A tandem organization of binding sites is required for D1 activity

The aforementioned observation that the essential putative binding sites occur several times in the enhancer led us to investigate whether the structure of D1 bears functional significance to its enhancer activity. Notably, the 54-bp D1(ab) element (Figure 2A) contains the three previously mentioned conserved motifs O, T and G in addition to a putative Pax binding site (P), but D1(ab) is not sufficient to enhance reporter gene transcription (Figure 2C). Since each of the critical sites is represented at least twice in the full length enhancer, we asked whether D1 enhancer activity relies on this tandem-like repetition of essential binding sites. We created artificial enhancers containing multiple copies of D1(ab) and found that as little as two copies of D1(ab) were sufficient to drive strong lacZ expression in the anterior neuroectoderm (88% of 167 tailbud embryos (Figure 2D and 2E)).
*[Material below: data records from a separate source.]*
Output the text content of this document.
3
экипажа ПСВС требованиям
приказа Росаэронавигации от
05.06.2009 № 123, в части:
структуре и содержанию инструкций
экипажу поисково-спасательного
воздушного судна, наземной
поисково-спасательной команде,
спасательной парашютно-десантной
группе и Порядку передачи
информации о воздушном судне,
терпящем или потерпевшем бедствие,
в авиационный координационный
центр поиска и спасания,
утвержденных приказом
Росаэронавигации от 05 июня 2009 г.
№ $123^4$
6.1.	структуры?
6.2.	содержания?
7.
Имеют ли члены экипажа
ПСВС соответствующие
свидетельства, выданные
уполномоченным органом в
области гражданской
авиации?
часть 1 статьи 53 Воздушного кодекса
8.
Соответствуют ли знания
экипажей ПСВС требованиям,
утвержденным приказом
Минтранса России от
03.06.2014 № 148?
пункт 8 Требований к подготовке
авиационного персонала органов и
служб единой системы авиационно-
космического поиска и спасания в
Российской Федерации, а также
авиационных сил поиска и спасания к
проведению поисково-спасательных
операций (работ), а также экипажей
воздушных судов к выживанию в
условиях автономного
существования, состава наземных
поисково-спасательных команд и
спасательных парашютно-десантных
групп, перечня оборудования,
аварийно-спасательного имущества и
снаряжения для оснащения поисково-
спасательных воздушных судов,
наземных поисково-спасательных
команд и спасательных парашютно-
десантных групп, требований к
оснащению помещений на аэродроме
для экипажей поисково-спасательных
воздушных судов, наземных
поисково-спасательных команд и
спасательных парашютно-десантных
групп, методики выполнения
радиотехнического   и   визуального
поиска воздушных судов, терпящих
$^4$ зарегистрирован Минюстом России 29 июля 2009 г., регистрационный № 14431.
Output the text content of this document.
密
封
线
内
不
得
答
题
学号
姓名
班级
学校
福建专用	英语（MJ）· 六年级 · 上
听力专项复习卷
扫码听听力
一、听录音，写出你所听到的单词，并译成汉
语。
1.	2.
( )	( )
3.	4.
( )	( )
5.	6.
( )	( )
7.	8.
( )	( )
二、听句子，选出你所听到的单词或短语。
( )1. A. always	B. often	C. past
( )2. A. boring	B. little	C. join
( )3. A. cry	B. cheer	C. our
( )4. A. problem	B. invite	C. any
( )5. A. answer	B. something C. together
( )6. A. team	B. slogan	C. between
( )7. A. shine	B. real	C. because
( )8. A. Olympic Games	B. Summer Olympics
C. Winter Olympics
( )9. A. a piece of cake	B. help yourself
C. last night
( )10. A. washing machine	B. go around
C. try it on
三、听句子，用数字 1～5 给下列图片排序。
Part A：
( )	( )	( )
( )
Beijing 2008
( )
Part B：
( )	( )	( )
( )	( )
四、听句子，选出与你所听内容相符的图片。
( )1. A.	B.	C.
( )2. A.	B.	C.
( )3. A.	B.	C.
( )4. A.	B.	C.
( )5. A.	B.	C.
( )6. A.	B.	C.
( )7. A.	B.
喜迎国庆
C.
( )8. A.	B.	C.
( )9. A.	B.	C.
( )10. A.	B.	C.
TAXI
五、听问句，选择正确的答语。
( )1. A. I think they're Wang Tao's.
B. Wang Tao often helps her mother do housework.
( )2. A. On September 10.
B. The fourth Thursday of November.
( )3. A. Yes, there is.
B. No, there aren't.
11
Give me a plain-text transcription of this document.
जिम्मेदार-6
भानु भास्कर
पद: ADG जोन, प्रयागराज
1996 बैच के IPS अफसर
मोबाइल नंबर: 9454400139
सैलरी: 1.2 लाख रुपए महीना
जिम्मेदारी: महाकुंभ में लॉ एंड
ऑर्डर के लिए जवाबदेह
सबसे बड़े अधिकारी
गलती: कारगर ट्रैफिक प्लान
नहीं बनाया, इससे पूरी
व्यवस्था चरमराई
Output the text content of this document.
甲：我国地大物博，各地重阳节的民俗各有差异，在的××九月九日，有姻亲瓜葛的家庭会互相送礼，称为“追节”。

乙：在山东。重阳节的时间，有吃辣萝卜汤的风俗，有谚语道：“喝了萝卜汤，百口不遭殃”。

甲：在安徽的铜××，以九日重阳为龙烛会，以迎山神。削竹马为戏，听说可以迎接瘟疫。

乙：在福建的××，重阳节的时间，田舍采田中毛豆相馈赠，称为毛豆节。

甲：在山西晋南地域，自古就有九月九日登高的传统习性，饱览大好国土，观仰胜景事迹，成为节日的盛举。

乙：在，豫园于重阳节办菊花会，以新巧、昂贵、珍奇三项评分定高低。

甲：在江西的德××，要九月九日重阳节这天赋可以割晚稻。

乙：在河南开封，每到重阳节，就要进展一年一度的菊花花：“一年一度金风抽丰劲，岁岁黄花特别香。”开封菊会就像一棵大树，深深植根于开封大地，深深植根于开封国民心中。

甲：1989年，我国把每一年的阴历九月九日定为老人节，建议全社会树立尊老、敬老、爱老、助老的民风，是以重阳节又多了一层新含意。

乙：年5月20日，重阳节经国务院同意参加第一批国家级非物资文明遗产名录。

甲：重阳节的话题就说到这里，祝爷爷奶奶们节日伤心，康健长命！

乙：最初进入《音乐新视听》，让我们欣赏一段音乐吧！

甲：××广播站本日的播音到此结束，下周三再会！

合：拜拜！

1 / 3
To test whether enhancer activity of the D1(ab) dimer relies specifically on the duplication of O, T and G sites, we introduced point mutations in the second D1(ab) copy. Each of these mutations strongly reduced enhancer activity (Figure 2D). These observations are reminiscent of the requirement for multiple copies of bicoid binding sites for target gene activation during Drosophila head development [42] and the general tendency of binding sites to occur in clusters [43]. Our results demonstrate that duplications of critical binding sites are essential for D1 enhancer activity and do not constitute mere redundancy.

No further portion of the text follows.